Apesar de muita gente acusar Euclides da Cunha de ter sido um “vaselina” e de só ter sido tolerado no front de Canudos por fazer o discurso que interessava ao exército e à República (sabe-se de outros repórteres que, por terem outra leitura dos fatos, não puderam permanecer cobrindo o massacre) seu texto é de uma beleza única. Quem ainda não se atreveu a ler Os Sertões deveria fazê-lo.
Curiosa a coincidência de, tanto o Conselheiro como o Euclides terem sido traídos por suas mulheres. Os chifres fizeram do Conselheiro um místico e do Euclides um imortal. Por falar em chifres, não se fala em outra coisa aqui no sertão. Em qualquer papo que se ouça está lá a metáfora com pontas. Um verso recitado por um pedinte ali na feira concluia afirmando que não há família que não tenha pelo menos um corno em seu meio.
É provável que o sexismo e que o machismo brutal dessas regiões seja apenas uma reação desesperada diante da própria deslealdade e um tipo de horror diante da hipótese de ser traído.
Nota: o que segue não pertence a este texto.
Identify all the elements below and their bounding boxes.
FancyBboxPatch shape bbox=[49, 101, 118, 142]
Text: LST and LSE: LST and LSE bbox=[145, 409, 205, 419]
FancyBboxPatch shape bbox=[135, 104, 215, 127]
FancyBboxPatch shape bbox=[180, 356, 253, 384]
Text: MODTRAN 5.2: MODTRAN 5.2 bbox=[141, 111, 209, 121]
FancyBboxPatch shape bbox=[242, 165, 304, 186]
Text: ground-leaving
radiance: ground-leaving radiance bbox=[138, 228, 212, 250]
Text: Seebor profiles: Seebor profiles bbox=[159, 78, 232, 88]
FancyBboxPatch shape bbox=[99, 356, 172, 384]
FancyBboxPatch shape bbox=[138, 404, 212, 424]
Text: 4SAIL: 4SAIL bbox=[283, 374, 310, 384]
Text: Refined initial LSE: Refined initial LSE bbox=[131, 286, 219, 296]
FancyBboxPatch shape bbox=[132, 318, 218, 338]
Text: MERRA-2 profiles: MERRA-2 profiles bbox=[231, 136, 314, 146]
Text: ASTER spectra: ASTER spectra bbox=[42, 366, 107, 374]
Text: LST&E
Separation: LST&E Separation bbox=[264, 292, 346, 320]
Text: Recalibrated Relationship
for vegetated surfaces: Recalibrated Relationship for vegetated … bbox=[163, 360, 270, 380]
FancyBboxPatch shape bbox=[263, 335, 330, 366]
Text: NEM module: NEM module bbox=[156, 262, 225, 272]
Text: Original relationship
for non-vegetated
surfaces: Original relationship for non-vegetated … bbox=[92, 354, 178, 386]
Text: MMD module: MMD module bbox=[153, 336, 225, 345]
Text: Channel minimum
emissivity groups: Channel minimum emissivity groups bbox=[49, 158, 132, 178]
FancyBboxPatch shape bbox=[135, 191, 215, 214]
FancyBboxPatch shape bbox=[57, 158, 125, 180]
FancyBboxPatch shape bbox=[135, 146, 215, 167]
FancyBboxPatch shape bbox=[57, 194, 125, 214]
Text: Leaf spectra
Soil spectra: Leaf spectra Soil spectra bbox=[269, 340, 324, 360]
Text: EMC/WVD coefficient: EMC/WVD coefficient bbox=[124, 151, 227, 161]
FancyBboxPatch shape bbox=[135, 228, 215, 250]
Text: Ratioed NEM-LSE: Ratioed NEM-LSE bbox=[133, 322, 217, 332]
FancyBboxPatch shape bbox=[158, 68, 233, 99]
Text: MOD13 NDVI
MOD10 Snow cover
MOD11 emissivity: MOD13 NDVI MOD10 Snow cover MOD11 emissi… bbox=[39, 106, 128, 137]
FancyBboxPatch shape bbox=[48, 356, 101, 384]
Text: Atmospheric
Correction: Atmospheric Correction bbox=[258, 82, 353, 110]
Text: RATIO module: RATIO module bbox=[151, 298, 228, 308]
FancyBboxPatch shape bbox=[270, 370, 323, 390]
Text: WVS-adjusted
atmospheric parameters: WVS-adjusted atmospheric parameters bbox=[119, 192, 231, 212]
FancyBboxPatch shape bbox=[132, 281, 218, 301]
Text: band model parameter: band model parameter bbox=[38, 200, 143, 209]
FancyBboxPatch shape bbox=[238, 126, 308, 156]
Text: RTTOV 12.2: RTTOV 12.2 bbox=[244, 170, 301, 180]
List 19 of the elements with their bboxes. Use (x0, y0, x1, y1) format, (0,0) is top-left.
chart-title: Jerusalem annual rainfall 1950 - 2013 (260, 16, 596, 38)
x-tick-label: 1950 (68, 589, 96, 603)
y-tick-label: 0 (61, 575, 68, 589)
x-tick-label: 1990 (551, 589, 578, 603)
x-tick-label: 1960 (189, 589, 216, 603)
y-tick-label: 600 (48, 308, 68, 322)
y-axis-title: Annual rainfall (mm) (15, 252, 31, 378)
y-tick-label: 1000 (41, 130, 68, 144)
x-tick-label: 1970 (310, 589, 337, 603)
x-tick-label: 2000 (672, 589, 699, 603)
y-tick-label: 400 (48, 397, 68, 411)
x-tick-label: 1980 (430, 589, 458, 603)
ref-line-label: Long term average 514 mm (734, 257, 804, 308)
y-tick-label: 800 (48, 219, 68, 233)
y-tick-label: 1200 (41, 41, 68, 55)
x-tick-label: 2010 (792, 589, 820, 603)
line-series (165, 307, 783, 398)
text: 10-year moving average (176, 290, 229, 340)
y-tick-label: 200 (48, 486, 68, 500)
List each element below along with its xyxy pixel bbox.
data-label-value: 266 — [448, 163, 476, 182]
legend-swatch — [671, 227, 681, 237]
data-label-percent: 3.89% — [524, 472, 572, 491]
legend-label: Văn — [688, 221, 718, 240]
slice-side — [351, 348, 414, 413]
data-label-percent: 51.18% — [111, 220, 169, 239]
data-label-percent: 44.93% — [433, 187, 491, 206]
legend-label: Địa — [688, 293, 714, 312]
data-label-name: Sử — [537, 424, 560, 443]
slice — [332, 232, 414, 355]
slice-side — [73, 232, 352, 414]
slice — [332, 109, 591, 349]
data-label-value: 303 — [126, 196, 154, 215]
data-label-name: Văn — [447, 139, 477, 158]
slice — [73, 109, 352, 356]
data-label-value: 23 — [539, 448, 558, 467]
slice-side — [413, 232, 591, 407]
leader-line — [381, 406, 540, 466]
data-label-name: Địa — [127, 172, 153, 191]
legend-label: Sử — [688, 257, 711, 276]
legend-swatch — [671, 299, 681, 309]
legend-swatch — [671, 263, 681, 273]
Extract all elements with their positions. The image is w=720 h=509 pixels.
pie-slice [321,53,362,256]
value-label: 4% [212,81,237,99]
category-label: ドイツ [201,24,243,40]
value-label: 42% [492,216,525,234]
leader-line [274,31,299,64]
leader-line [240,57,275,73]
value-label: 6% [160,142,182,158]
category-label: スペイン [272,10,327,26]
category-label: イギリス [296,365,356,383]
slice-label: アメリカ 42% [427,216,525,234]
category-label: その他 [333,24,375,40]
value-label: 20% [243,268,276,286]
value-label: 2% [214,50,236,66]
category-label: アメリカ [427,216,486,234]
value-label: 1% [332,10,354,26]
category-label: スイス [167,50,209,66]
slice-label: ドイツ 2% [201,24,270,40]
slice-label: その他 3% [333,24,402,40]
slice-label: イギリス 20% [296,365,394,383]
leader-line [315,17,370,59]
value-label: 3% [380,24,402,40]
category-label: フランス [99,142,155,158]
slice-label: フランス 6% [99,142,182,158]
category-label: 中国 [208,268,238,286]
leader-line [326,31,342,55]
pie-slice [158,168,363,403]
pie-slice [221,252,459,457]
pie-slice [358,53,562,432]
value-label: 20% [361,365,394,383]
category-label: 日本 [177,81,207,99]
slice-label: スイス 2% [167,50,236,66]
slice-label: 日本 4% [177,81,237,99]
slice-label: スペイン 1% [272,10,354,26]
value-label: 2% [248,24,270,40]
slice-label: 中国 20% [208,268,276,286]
Aliás, a relação intersexos por aqui (apesar dos aparentes chamegos) parece ser tão progressista quanto aquela dos vilarejos montanhosos do Azerbaijão.
Com a mala posta sobre a poeira da estrada a espera de um ônibus (que talvez já tenha passado) e os olhos mergulhados nos espinheiros de um Xiquexique, tento interpretar melhor a frase de J.J.Audubon que diz: “O autêntico conservador é aquele que sabe que o mundo não é uma herânça dos seus pais, mas um empréstimo dos seus filhos.”